The graph between `1//lambda` and stopping potential (V) of three metals having work- functions `Phi_1`, `Phi_2` and `Phi_3` in an experiment of photoelectric effect is plotted as shown in the figure. Which of the following statement(s) is/are correct? (Here, `lambda` is the wavelength of the incident ray). (a) Ratio of work functions `phi_1 : phi_2 : phi_3 = 1 : 2 : 4` (b) Ratio of work functions `phi_1 : phi_2 : phi_3 = 4 : 2 : 1` (c ) tan `theta` is directly proportional to hc / e, where h is Planck constant and c is the speed of light (d) The violet colour light can eject photoelectrons from metals 2 and 3 .

From Einstein's photoelectrons equation
`K.E.=eV=(hc)/lambda-phi`...........(i)
or `V=(hc)/(e lambda)-phi/e`......(ii)
When `lambda=lambda_(0)`, the threshold wavelength, `K.E.=0`.

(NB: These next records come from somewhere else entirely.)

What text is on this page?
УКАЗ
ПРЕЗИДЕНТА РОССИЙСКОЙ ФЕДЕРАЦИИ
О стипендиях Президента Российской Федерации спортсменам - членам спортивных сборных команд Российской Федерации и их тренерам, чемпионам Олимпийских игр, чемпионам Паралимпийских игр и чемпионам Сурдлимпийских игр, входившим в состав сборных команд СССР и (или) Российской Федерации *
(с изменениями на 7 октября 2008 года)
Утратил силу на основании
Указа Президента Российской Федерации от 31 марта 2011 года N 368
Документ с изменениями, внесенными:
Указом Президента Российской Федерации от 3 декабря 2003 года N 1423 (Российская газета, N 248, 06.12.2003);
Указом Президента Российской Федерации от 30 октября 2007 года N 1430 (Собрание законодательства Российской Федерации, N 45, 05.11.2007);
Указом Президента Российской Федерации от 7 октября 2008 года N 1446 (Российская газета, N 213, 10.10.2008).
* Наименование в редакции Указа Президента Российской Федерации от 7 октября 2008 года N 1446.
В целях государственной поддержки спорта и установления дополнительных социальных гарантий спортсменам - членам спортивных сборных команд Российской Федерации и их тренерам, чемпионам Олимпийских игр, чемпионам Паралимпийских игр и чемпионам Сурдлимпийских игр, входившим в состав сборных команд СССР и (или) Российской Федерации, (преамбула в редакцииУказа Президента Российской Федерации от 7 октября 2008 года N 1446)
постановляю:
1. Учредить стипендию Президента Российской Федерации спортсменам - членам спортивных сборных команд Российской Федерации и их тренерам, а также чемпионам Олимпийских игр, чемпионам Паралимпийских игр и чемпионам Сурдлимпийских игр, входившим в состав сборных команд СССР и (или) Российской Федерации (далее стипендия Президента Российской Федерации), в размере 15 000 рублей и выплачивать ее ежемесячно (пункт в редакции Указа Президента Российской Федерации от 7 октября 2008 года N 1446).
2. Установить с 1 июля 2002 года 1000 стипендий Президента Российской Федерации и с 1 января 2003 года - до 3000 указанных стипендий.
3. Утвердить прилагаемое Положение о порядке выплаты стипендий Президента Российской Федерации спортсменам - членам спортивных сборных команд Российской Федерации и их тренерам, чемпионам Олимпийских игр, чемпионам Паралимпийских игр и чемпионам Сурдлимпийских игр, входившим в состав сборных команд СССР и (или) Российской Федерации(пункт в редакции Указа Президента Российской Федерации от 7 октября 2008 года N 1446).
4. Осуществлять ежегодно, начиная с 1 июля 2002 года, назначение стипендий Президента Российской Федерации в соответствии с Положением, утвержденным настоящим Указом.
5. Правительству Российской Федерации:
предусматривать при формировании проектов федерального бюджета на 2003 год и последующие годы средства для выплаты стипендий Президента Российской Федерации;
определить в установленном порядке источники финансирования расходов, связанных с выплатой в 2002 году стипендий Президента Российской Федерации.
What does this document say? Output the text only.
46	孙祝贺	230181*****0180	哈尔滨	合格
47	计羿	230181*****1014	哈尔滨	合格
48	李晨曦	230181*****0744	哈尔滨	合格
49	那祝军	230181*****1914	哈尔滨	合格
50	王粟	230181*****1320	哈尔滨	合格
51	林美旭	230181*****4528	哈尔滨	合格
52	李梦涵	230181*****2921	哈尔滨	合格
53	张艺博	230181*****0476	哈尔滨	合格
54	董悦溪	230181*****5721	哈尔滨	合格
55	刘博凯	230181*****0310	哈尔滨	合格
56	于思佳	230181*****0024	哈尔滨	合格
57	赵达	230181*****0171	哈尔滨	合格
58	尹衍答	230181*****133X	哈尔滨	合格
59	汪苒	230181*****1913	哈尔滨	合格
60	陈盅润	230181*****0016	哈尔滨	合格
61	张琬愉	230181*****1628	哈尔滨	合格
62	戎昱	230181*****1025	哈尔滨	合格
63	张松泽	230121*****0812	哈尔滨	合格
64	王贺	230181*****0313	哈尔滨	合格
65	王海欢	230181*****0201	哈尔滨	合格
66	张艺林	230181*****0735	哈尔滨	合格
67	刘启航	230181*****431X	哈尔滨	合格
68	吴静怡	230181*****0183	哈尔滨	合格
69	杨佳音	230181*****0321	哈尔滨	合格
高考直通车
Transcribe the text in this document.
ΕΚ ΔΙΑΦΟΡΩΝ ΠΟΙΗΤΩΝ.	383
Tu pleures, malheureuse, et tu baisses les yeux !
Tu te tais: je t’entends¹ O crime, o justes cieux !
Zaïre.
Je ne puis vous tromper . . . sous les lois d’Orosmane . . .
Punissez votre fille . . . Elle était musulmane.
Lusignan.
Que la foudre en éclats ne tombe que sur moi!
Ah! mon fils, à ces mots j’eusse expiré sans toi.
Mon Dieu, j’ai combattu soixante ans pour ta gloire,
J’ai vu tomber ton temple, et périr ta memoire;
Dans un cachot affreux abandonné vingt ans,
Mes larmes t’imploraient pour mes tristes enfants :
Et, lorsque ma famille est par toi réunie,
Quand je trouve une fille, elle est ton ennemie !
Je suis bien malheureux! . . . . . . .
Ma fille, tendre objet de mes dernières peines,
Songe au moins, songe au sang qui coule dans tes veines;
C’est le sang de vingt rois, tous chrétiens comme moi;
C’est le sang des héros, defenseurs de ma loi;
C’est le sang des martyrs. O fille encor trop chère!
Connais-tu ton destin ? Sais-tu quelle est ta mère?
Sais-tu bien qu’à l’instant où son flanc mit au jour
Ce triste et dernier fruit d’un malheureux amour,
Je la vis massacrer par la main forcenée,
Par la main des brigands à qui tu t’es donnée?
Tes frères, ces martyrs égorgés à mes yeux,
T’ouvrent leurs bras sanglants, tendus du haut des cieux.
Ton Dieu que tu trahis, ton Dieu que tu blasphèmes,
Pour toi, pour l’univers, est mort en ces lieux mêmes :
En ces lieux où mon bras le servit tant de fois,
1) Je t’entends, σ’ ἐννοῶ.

From (i), `phi=(hc)/(lambda_(0))` or `(phi)/(hc)=1/(lambda_(0))`
For plate`1, (phi_(1))/(hc)=0.001`,
For plate`2, (phi_(2))/(hc)=0.002`,
For plate`3, (phi_(3))/(hc)=0.004`,
`:. phi_(1):phi_(2):phi_(3)=1:2:4`
Differetiating (ii), we get
`DeltaV=(hc)/e Delta(1//lambda)` or `(DeltaV)/(Delta(1//lambda))=(hc)/e`
Slope of the graph, `tan theta=(DeltaV)/(Delta(1//lambda))=-(hc)/e`
For plate `2`, threshold wavelength,
`lambda_(0_(2))=(hc)/(phi_(2))=(hc)/(0.002hc)=500nm`
For plate `3`, threshold wavelength,
`lambda_(0_(3))=(hc)/(phi_(3))=(hc)/(0.004hc)=250nm`
since the wavelength of violet colour is `400nm` and `lambda_("violet") lt lambda_(0_(2))` for plate `2` and `lambda_("violet") gt lambda_(0)`for plate `3`, therefore, violet colour light will ejected electrons from plate 2 and not plate 3.